Starkman knew she’d be great, but as the CEO of Leo Burnett Canada, she was also a direct competitor to his agency Rethink. That’s one of the main reasons he always tries to get international guests in global roles.
John, however, left Leo Burnett to become global creative director for Edelman last spring, and that’s why she’s the guest on the latest episode of IOFA. Of course, she’s also generally regarded as one of Canada’s best ever creative minds, and sits at the upper echelon of worldwide talent today.
Like each IOFA podcast, the conversation is casual and wide-ranging, less of an interview and more an informal chat between an advertising junkie speaking with someone he respects and admires, and from whom he wants to know “How did you do that?”

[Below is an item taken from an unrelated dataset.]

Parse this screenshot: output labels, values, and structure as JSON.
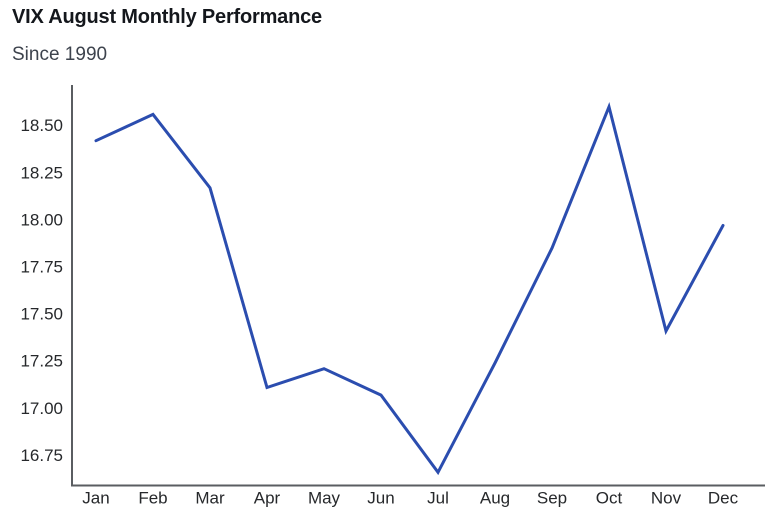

John talks about starting in the business by running in high school student council elections for the position of publicity director, and her first jobs in advertising—including the time she infuriated one well-known boss with her decision to leave his agency.
“He was very mad at me and he asked me where I was going,” she recalls. “I said I didn’t know, I hadn’t accepted a job yet, which made him even more furious.”
Starkman recalled first hearing about John very early in his career, when his creative leaders at the time talked derisively about John getting hired at Leo Burnett and then leaving to have a baby. “And at that moment, I was thinking, is this one of the shitty reasons why there aren’t a lot of female creative leaders?”
John said she wasn’t planning to join Leo Burnett because she expected she’d soon be starting a family, but a meeting with the president changed her mind. “He said to me, ‘Look, I know that you’re probably gonna want to have kids at some point in time.’ And he said, ‘Just so you know, I’m okay with that.’
“And that really changed my perspective [to] maybe I can do this… I don’t even know if you can legally say that anymore.”
John also shares behind-the-scenes insights from how she and her teams made so much multi-award winning work for clients including James Ready, IKEA and, of course, “Like a Girl” for Procter & Gamble’s Always. And she reveals how Richard Edelman managed to lure her away from Leo Burnett.
The pair also discuss their own challenges of working in advertising while both being introverted personalities, and how they strive to balance work and family life.
“The idea of balance is bullshit,” says John candidly. There are always going to be ups and downs, she says, before offering this advice: “I always tell people at work, be the best version of yourself at home because those are the people for the rest of your life… I try to be more efficient at work now, so that I can be present when I’m home. Like really be present.”
IOFA was recently named Adweek’s Podcast of the Year. The Judy John episode is available at Apple now.